Torino, insegnante ripudiata dai genitori per aver avuto una figlia da un senegalese

di redazione Blitz
Pubblicato il 19 giugno 2018 13:13 | Ultimo aggiornamento: 19 giugno 2018 13:13
Torino, insegnante ripudiata dai genitori per aver avuto una figlia da un senegalese

Torino, insegnante ripudiata dai genitori per aver avuto una figlia da un senegalese (Nella foto Facebook, Maurice Bathia, padre della bimba)

TORINO – Ripudiata dai genitori perché ha avuto un bimbo da un uomo senegalese. E’ la storia di una insegnante di 38 anni di Torino. [App di Blitzquotidiano, gratis, clicca qui,- Ladyblitz clicca qui –Cronaca Oggi, App on Google Play] I suoi genitori, proprietari dell’appartamento in cui viveva, quando hanno saputo che da quella relazione con Maurice Bathia, senegalese di 34 anni, era nata una bambina l’hanno lasciata fuori di casa.

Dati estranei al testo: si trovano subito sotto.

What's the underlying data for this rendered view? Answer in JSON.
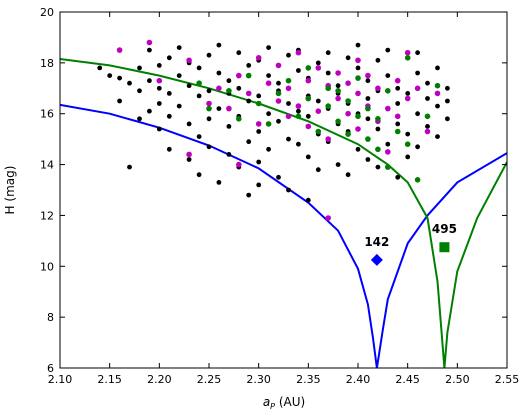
{
  "chart_data": {
    "type": "scatter",
    "xlabel": "a",
    "xlabel_sub": "P",
    "xlabel_unit": " (AU)",
    "ylabel": "H (mag)",
    "xlim": [
      2.1,
      2.55
    ],
    "ylim": [
      6,
      20
    ],
    "x_ticks": [
      "2.10",
      "2.15",
      "2.20",
      "2.25",
      "2.30",
      "2.35",
      "2.40",
      "2.45",
      "2.50",
      "2.55"
    ],
    "y_ticks": [
      "6",
      "8",
      "10",
      "12",
      "14",
      "16",
      "18",
      "20"
    ],
    "grid": false,
    "legend": "none",
    "colors": {
      "black_points": "#000000",
      "magenta_points": "#bf00bf",
      "green_points": "#008000",
      "blue_curve": "#0000ff",
      "green_curve": "#008000"
    },
    "curves": [
      {
        "color": "blue",
        "center": 2.419,
        "points": [
          [
            2.1,
            16.35
          ],
          [
            2.15,
            16.0
          ],
          [
            2.2,
            15.45
          ],
          [
            2.25,
            14.75
          ],
          [
            2.3,
            13.85
          ],
          [
            2.35,
            12.5
          ],
          [
            2.38,
            11.4
          ],
          [
            2.4,
            9.9
          ],
          [
            2.41,
            8.5
          ],
          [
            2.415,
            7.2
          ],
          [
            2.419,
            6.0
          ],
          [
            2.425,
            7.5
          ],
          [
            2.43,
            8.7
          ],
          [
            2.45,
            10.9
          ],
          [
            2.47,
            12.0
          ],
          [
            2.5,
            13.3
          ],
          [
            2.55,
            14.45
          ]
        ]
      },
      {
        "color": "green",
        "center": 2.487,
        "points": [
          [
            2.1,
            18.15
          ],
          [
            2.15,
            17.9
          ],
          [
            2.2,
            17.5
          ],
          [
            2.25,
            17.0
          ],
          [
            2.3,
            16.4
          ],
          [
            2.35,
            15.7
          ],
          [
            2.4,
            14.8
          ],
          [
            2.43,
            14.0
          ],
          [
            2.45,
            13.3
          ],
          [
            2.47,
            11.9
          ],
          [
            2.48,
            9.4
          ],
          [
            2.484,
            7.5
          ],
          [
            2.487,
            6.0
          ],
          [
            2.49,
            7.4
          ],
          [
            2.5,
            9.8
          ],
          [
            2.52,
            11.9
          ],
          [
            2.55,
            14.1
          ]
        ]
      }
    ],
    "markers": [
      {
        "label": "142",
        "shape": "diamond",
        "color": "blue",
        "x": 2.419,
        "y": 10.25
      },
      {
        "label": "495",
        "shape": "square",
        "color": "green",
        "x": 2.487,
        "y": 10.75
      }
    ],
    "series": [
      {
        "color": "black",
        "points": [
          [
            2.14,
            17.8
          ],
          [
            2.15,
            17.5
          ],
          [
            2.16,
            17.4
          ],
          [
            2.16,
            16.5
          ],
          [
            2.17,
            17.2
          ],
          [
            2.17,
            13.9
          ],
          [
            2.18,
            17.8
          ],
          [
            2.18,
            16.9
          ],
          [
            2.18,
            15.8
          ],
          [
            2.19,
            17.3
          ],
          [
            2.19,
            16.1
          ],
          [
            2.19,
            18.5
          ],
          [
            2.2,
            17.0
          ],
          [
            2.2,
            16.4
          ],
          [
            2.2,
            15.4
          ],
          [
            2.2,
            17.9
          ],
          [
            2.21,
            18.2
          ],
          [
            2.21,
            16.8
          ],
          [
            2.21,
            15.9
          ],
          [
            2.21,
            14.6
          ],
          [
            2.22,
            17.5
          ],
          [
            2.22,
            16.3
          ],
          [
            2.22,
            18.6
          ],
          [
            2.23,
            17.1
          ],
          [
            2.23,
            15.6
          ],
          [
            2.23,
            14.2
          ],
          [
            2.23,
            18.0
          ],
          [
            2.24,
            16.7
          ],
          [
            2.24,
            17.8
          ],
          [
            2.24,
            15.1
          ],
          [
            2.24,
            13.6
          ],
          [
            2.25,
            18.3
          ],
          [
            2.25,
            16.9
          ],
          [
            2.25,
            15.8
          ],
          [
            2.25,
            14.7
          ],
          [
            2.26,
            17.6
          ],
          [
            2.26,
            16.2
          ],
          [
            2.26,
            13.3
          ],
          [
            2.26,
            18.7
          ],
          [
            2.27,
            17.3
          ],
          [
            2.27,
            15.5
          ],
          [
            2.27,
            14.4
          ],
          [
            2.27,
            16.8
          ],
          [
            2.28,
            18.4
          ],
          [
            2.28,
            17.0
          ],
          [
            2.28,
            15.9
          ],
          [
            2.28,
            13.9
          ],
          [
            2.29,
            16.5
          ],
          [
            2.29,
            17.9
          ],
          [
            2.29,
            14.9
          ],
          [
            2.29,
            12.8
          ],
          [
            2.3,
            18.1
          ],
          [
            2.3,
            16.7
          ],
          [
            2.3,
            15.3
          ],
          [
            2.3,
            14.1
          ],
          [
            2.3,
            13.2
          ],
          [
            2.31,
            17.5
          ],
          [
            2.31,
            16.0
          ],
          [
            2.31,
            18.6
          ],
          [
            2.31,
            14.6
          ],
          [
            2.32,
            17.2
          ],
          [
            2.32,
            15.7
          ],
          [
            2.32,
            13.5
          ],
          [
            2.32,
            16.9
          ],
          [
            2.33,
            18.3
          ],
          [
            2.33,
            16.4
          ],
          [
            2.33,
            15.0
          ],
          [
            2.33,
            13.0
          ],
          [
            2.34,
            17.7
          ],
          [
            2.34,
            16.1
          ],
          [
            2.34,
            14.8
          ],
          [
            2.34,
            18.5
          ],
          [
            2.35,
            17.4
          ],
          [
            2.35,
            15.9
          ],
          [
            2.35,
            14.3
          ],
          [
            2.35,
            16.7
          ],
          [
            2.35,
            12.6
          ],
          [
            2.36,
            18.0
          ],
          [
            2.36,
            16.5
          ],
          [
            2.36,
            15.2
          ],
          [
            2.36,
            13.8
          ],
          [
            2.37,
            17.6
          ],
          [
            2.37,
            16.2
          ],
          [
            2.37,
            14.9
          ],
          [
            2.37,
            18.4
          ],
          [
            2.38,
            17.1
          ],
          [
            2.38,
            15.6
          ],
          [
            2.38,
            14.0
          ],
          [
            2.38,
            16.8
          ],
          [
            2.39,
            18.2
          ],
          [
            2.39,
            16.4
          ],
          [
            2.39,
            15.3
          ],
          [
            2.39,
            13.6
          ],
          [
            2.4,
            17.8
          ],
          [
            2.4,
            16.0
          ],
          [
            2.4,
            14.6
          ],
          [
            2.4,
            18.7
          ],
          [
            2.41,
            17.3
          ],
          [
            2.41,
            15.8
          ],
          [
            2.41,
            14.2
          ],
          [
            2.41,
            16.6
          ],
          [
            2.42,
            18.1
          ],
          [
            2.42,
            16.9
          ],
          [
            2.42,
            15.4
          ],
          [
            2.42,
            13.9
          ],
          [
            2.43,
            17.5
          ],
          [
            2.43,
            16.2
          ],
          [
            2.43,
            14.8
          ],
          [
            2.43,
            18.5
          ],
          [
            2.44,
            17.0
          ],
          [
            2.44,
            15.6
          ],
          [
            2.44,
            13.5
          ],
          [
            2.44,
            16.4
          ],
          [
            2.45,
            18.2
          ],
          [
            2.45,
            16.8
          ],
          [
            2.45,
            15.2
          ],
          [
            2.45,
            14.3
          ],
          [
            2.46,
            17.6
          ],
          [
            2.46,
            16.0
          ],
          [
            2.46,
            14.7
          ],
          [
            2.46,
            18.4
          ],
          [
            2.47,
            17.2
          ],
          [
            2.47,
            15.5
          ],
          [
            2.47,
            16.6
          ],
          [
            2.48,
            17.8
          ],
          [
            2.48,
            16.3
          ],
          [
            2.48,
            15.1
          ],
          [
            2.49,
            17.0
          ],
          [
            2.49,
            16.5
          ],
          [
            2.49,
            15.8
          ]
        ]
      },
      {
        "color": "magenta",
        "points": [
          [
            2.16,
            18.5
          ],
          [
            2.19,
            18.8
          ],
          [
            2.2,
            17.3
          ],
          [
            2.23,
            18.1
          ],
          [
            2.23,
            14.4
          ],
          [
            2.25,
            16.4
          ],
          [
            2.26,
            17.0
          ],
          [
            2.27,
            16.2
          ],
          [
            2.28,
            17.5
          ],
          [
            2.28,
            14.0
          ],
          [
            2.29,
            16.8
          ],
          [
            2.3,
            18.2
          ],
          [
            2.3,
            15.6
          ],
          [
            2.31,
            17.2
          ],
          [
            2.32,
            16.5
          ],
          [
            2.32,
            17.9
          ],
          [
            2.33,
            15.9
          ],
          [
            2.33,
            17.0
          ],
          [
            2.34,
            16.3
          ],
          [
            2.34,
            18.4
          ],
          [
            2.35,
            17.3
          ],
          [
            2.35,
            15.5
          ],
          [
            2.35,
            16.6
          ],
          [
            2.36,
            17.8
          ],
          [
            2.36,
            16.1
          ],
          [
            2.37,
            17.1
          ],
          [
            2.37,
            15.0
          ],
          [
            2.37,
            11.9
          ],
          [
            2.38,
            16.6
          ],
          [
            2.38,
            17.6
          ],
          [
            2.39,
            16.0
          ],
          [
            2.39,
            17.2
          ],
          [
            2.4,
            15.4
          ],
          [
            2.4,
            16.8
          ],
          [
            2.4,
            18.1
          ],
          [
            2.41,
            16.3
          ],
          [
            2.41,
            17.5
          ],
          [
            2.42,
            15.7
          ],
          [
            2.42,
            17.0
          ],
          [
            2.43,
            16.2
          ],
          [
            2.43,
            14.5
          ],
          [
            2.44,
            17.3
          ],
          [
            2.44,
            15.9
          ],
          [
            2.45,
            16.6
          ],
          [
            2.45,
            18.4
          ],
          [
            2.46,
            17.0
          ],
          [
            2.47,
            15.3
          ],
          [
            2.48,
            16.8
          ]
        ]
      },
      {
        "color": "green",
        "points": [
          [
            2.24,
            17.2
          ],
          [
            2.25,
            16.2
          ],
          [
            2.27,
            16.9
          ],
          [
            2.28,
            15.8
          ],
          [
            2.29,
            17.5
          ],
          [
            2.3,
            16.4
          ],
          [
            2.31,
            15.6
          ],
          [
            2.32,
            16.8
          ],
          [
            2.33,
            17.3
          ],
          [
            2.34,
            15.9
          ],
          [
            2.35,
            16.6
          ],
          [
            2.35,
            17.8
          ],
          [
            2.36,
            15.3
          ],
          [
            2.37,
            16.3
          ],
          [
            2.37,
            17.0
          ],
          [
            2.38,
            15.7
          ],
          [
            2.38,
            16.9
          ],
          [
            2.39,
            15.2
          ],
          [
            2.39,
            16.5
          ],
          [
            2.4,
            15.9
          ],
          [
            2.4,
            17.4
          ],
          [
            2.41,
            15.0
          ],
          [
            2.41,
            16.2
          ],
          [
            2.42,
            14.6
          ],
          [
            2.42,
            15.8
          ],
          [
            2.43,
            16.9
          ],
          [
            2.43,
            13.9
          ],
          [
            2.44,
            15.3
          ],
          [
            2.45,
            18.2
          ],
          [
            2.45,
            14.8
          ],
          [
            2.46,
            13.4
          ],
          [
            2.47,
            15.9
          ],
          [
            2.48,
            17.1
          ]
        ]
      }
    ]
  }
}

“Tu e la bimba va bene, lui no, vuole solo sfruttare i nostri beni, vuole i nostri soldi”, avevano detto alla loro figlia. E quando lei ha rifiutato di cedere alle loro richieste l’hanno chiusa fuori.

Così adesso, racconta La Stampa, la coppia, con la loro piccola Marie Elena di nemmeno un mese, si ritrova a vivere dove capita, ospite di amici. “Ma indietro non torno, anche se tutta questa situazione mi fa soffrire molto, mi ha sconvolto”, dice la donna. “All’inizio della nostra relazione ho tentato di presentare Maurice ai miei, ma non c’è stato verso. Anzi, dopo le pressioni di mamma e, soprattutto del papà, per un po’ ci eravamo anche allontanati. Io ero un po’ disorientata, forse spaventata. Ma poi siamo tornati insieme e ora vogliamo una nostra vita”.

Maurice in realtà è perfettamente integrato: diplomato al liceo linguistico, è arrivato in Italia quattro anni fa e adesso lavora a Vercelli per una cooperativa con un contratto a tempo indeterminato come mediatore culturale ed operatore:

“Anche se siamo nel 2018 questo razzismo nei miei confronti non mi sorprende, l’avevo già vissuto durante alcune vicende del CoroMoro, certo non fa piacere. Qui si tratta di mia figlia e a lei non rinuncio – mette subito in chiaro Maurice che, per il suo impiego, ha anche conseguito la patente di guida -. Io non ho mai approfittato di nessuno, non sono un delinquente, sono onesto e sono fiero di quello che faccio. Dai genitori della mia compagna non ho mai visto un soldo, tutto quello che abbiamo fatto è stato affrontato con i nostri sforzi e possiamo andare avanti così. Da loro mi aspettavo che le stessero vicino almeno moralmente e fisicamente”.